Tallinn, May 13, 2024
St. Alexander Nevsky Cathedral in Tallinn. Photo: postimees.ee
The Riigikogu adopted a statement on Monday, May 6, which formally identifies the Moscow Patriarchate as a supporter of Russian aggression against Ukraine.
The 101-seat Parliament voted 75-8 in favor of the statement, “On Declaring the Moscow Patriarchate an Institution Sponsoring the Military Aggression of the Russian Federation,” reports Postimee.
The act notes that His Holiness Patriarch Kirill has publicly expressed his support for the war in Ukraine, and states that the leaders of the MP are using the Russian World ideology to militarize Russian society and promote the war.
In particular, the Parliamentary statement points to the recent document published by the World Russian People’s Council, which talks of a “holy war” in Ukraine and expanding the influence of the Russian Federation.
Thus, “The calls of the Moscow Patriarchate contain an inherent danger to Estonia’s security and survival, including a direct threat to the public and constitutional order in Estonia,” the Estonian Parliament believes.
Therefore, the members of Parliament expect the parishes of the Estonian Orthodox Church to initiate the process of cutting ties with the Moscow Patriarchate.
The Estonian Church has repeatedly explained to politicians that it is administratively centered in Tallinn, with autonomy from Moscow, and that its hierarchs and people do not support statements such as that of the World Russian People’s Council.
And the day after the Riigikogu’s vote, the Church issued another statement, from His Grace Bishop Daniel, vicar of the Tallinn Diocese (recall that the ruling hierarch, His Eminence Metropolitan Evgeny was already branded a threat to state security for being a member of the Moscow Patriarchate and forced to leave Estonia).
His Grace reiterates the Church’s stance on the relevant issues, and again recalls that the same politicians who are threatening to close parishes if they don’t leave the Moscow Patriarchate have acknowledged several times that they have found no actual security threats from any members of the Estonian Orthodox Church.
He also again notes that the World Russian People’s Council is a public forum, not a body of the Church or one that speaks for the Church.
We have repeatedly emphasized that the World Russian People’s Council is a socio-political organization that includes a number of state, public, and political organizations operating in Russia. The chairman of the People’s Council is the Primate of the Russian Orthodox Church, but still we’re not talking about a Church organization that would speak on behalf of the Church, especially on behalf of the EOC-MP. In addition to the Patriarch and a number of bishops of the Russian Orthodox Church, the People’s Council also includes rectors and professors of universities, chairmen of legislative assemblies of regions and cities, editors-in-chief of children’s magazines, etc. Will it now become the task of the Estonian Parliament to declare all these organizations separately as justifying aggression?

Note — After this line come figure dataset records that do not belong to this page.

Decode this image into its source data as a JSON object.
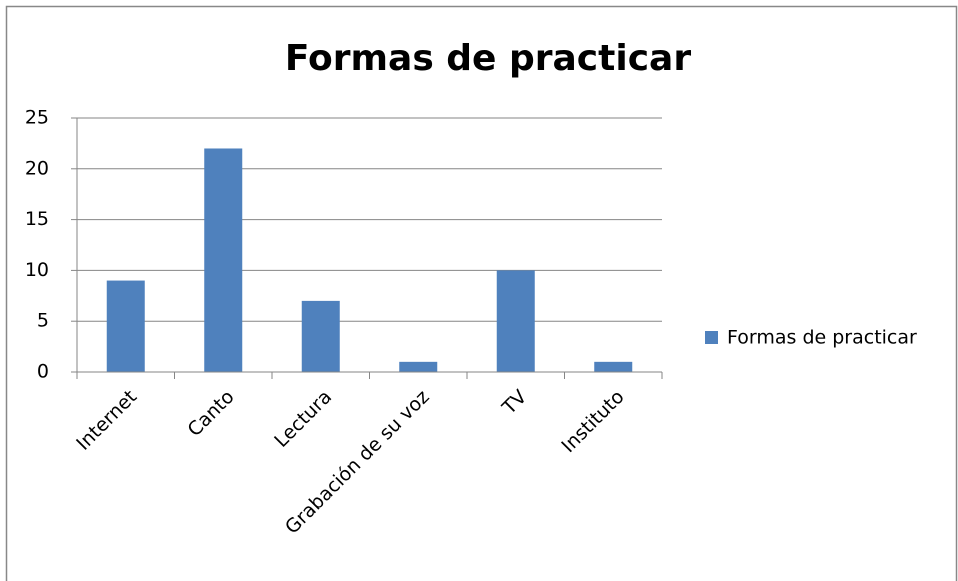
{
  "chart_data": {
    "type": "bar",
    "title": "Formas de practicar",
    "categories": [
      "Internet",
      "Canto",
      "Lectura",
      "Grabación de su voz",
      "TV",
      "Instituto"
    ],
    "series": [
      {
        "name": "Formas de practicar",
        "color": "#4f81bd",
        "values": [
          9,
          22,
          7,
          1,
          10,
          1
        ]
      }
    ],
    "ylim": [
      0,
      25
    ],
    "yticks": [
      0,
      5,
      10,
      15,
      20,
      25
    ],
    "grid": true,
    "legend": "right"
  }
}
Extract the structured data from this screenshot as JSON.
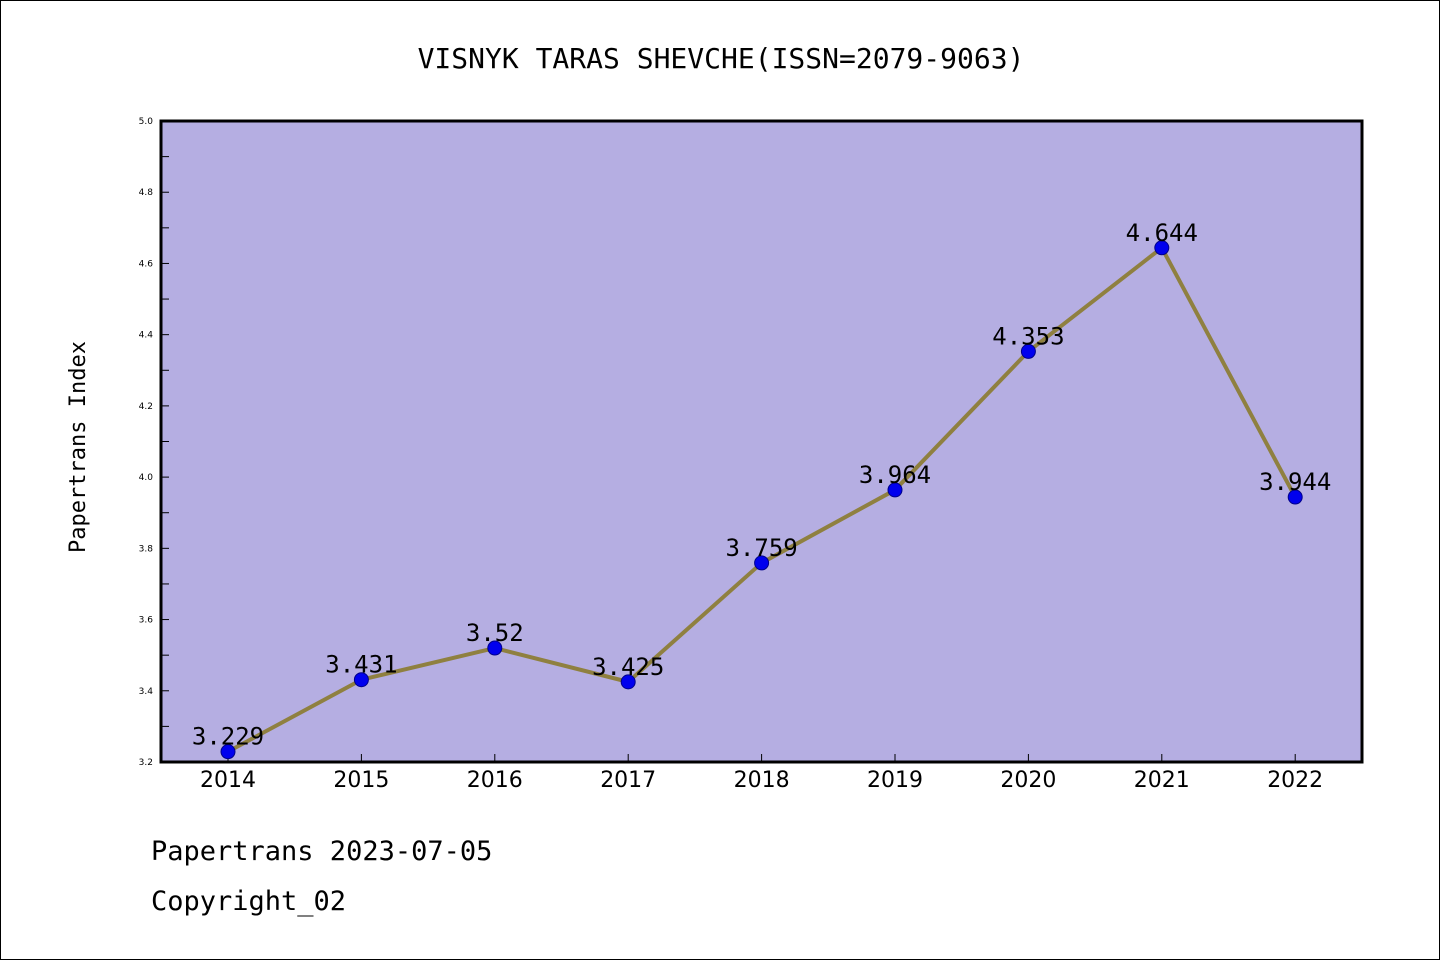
{
  "chart_data": {
    "type": "line",
    "title": "VISNYK TARAS SHEVCHE(ISSN=2079-9063)",
    "xlabel": "",
    "ylabel": "Papertrans Index",
    "x": [
      "2014",
      "2015",
      "2016",
      "2017",
      "2018",
      "2019",
      "2020",
      "2021",
      "2022"
    ],
    "series": [
      {
        "values": [
          3.229,
          3.431,
          3.52,
          3.425,
          3.759,
          3.964,
          4.353,
          4.644,
          3.944
        ],
        "labels": [
          "3.229",
          "3.431",
          "3.52",
          "3.425",
          "3.759",
          "3.964",
          "4.353",
          "4.644",
          "3.944"
        ]
      }
    ],
    "ylim": [
      3.2,
      5.0
    ],
    "yticks": [
      "3.2",
      "3.4",
      "3.6",
      "3.8",
      "4.0",
      "4.2",
      "4.4",
      "4.6",
      "4.8",
      "5.0"
    ],
    "grid": false,
    "colors": {
      "plot_background": "#b5aee2",
      "line": "#8f8040",
      "marker": "#0000ee",
      "axes": "#000000"
    }
  },
  "footer": {
    "line1": "Papertrans 2023-07-05",
    "line2": "Copyright_02"
  }
}
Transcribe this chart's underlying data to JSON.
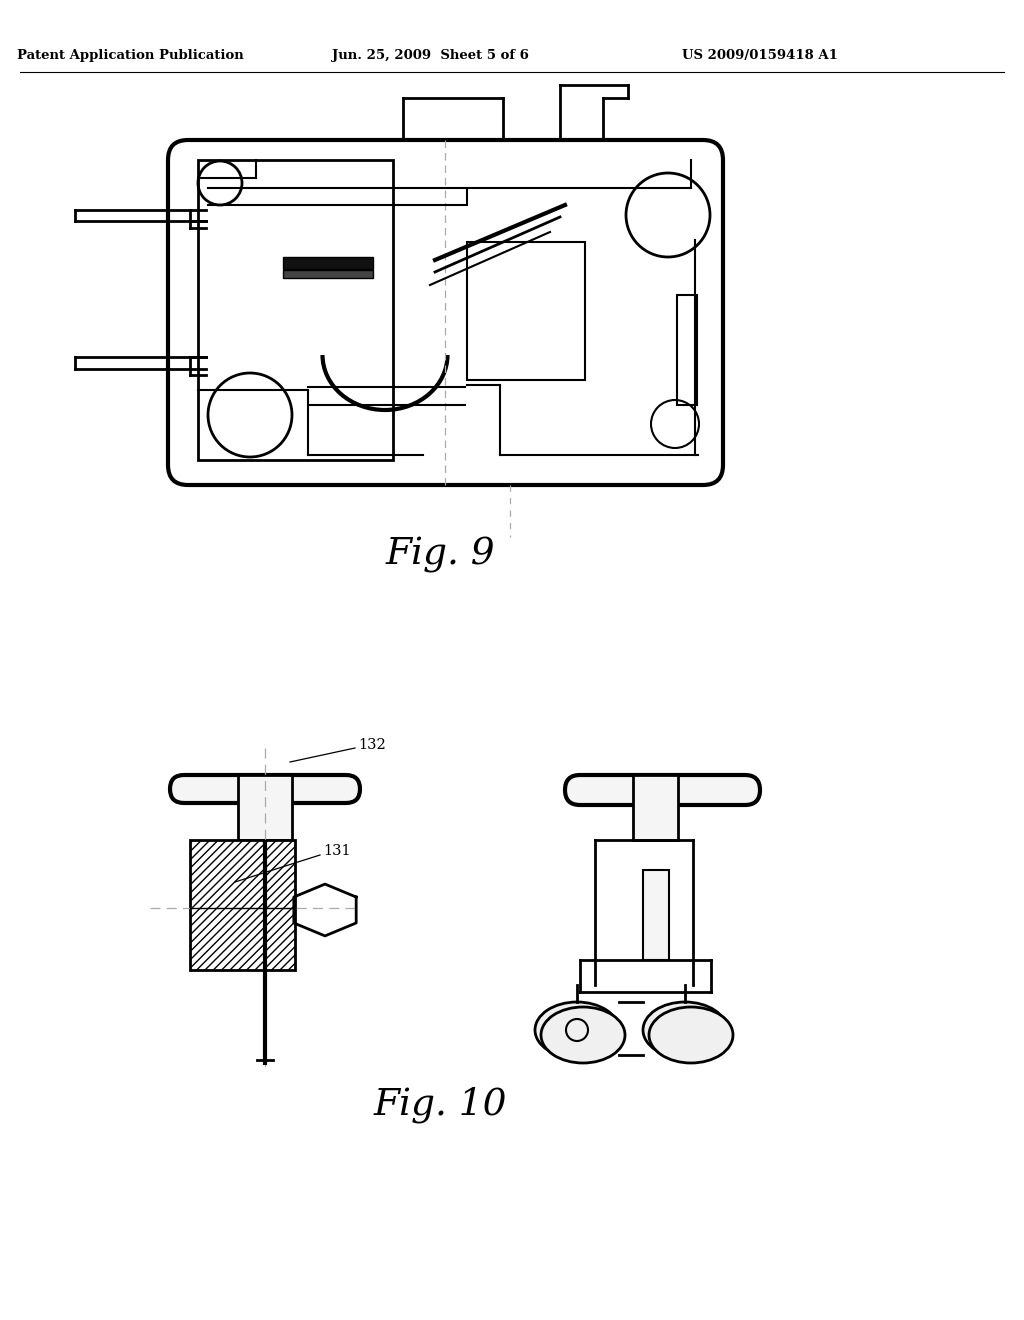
{
  "background_color": "#ffffff",
  "header_left": "Patent Application Publication",
  "header_center": "Jun. 25, 2009  Sheet 5 of 6",
  "header_right": "US 2009/0159418 A1",
  "fig9_label": "Fig. 9",
  "fig10_label": "Fig. 10",
  "label_132": "132",
  "label_131": "131",
  "line_color": "#000000",
  "dash_color": "#aaaaaa"
}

As for the EOC-MP and its parishes, both the Minister of Internal Affairs and a number of other politicians admitted that no violations had been identified and there was nothing to reproach them with. If we try to characterize the so-called average believer of the Church, we could say that he does not seek confrontation and conflict with the state in which he lives. At every service, we also pray for our country, our people and our defensive troops. There have been no trials in which any of our clergy, church workers, or active laymen were found guilty of violating the constitutional order of Estonia. However, despite this, through the media, members of our Church are addressed with certain claims and demand self-justification. Is the presumption of innocence no longer valid for members of our Church? The current statement of the Russian People’s Council and its interpretation have created the impression in society that the members of our Church are guilty, which must be expiated by public renunciation, severing ties with their roots and origins. If such decisions were born within the community and according to its conviction, it would be possible to find a solution, and this would be canonically correct. But if this is done solely at the insistence of secular authorities, putting pressure on the freedom of religion and conscience of parishioners and clergy and neglecting their constitutional rights and canonical rules of the Church, then it is unlikely that there will be any benefit to society from such a course of action.
On April 23, a delegation from the Estonian Ministry of Internal Affairs arrived at the Holy Dormition-Pukhtitsa Monastery in Kuremäe, Estonia, to discuss the future of the monastery in terms of its ecclesiastical jurisdiction. The monastery has been stavropegial—directly under the omophorion of the Patriarch of Moscow—since the time of His Holiness Patriarch Alexei II.
The monastery then issued a statement saying if the state wants the monastery to separate from the Moscow Patriarchate, let the state appeal to the Patriarch. It also appealed to the Estonian Council of Churches, asking for a show of “goodwill, diplomatic tact, and support for the stability of life of Pukhtitsa Monastery,” and to help “deliver it from conditions that have all the signs of political pressure on a law-abiding, apolitical monastic habitation.”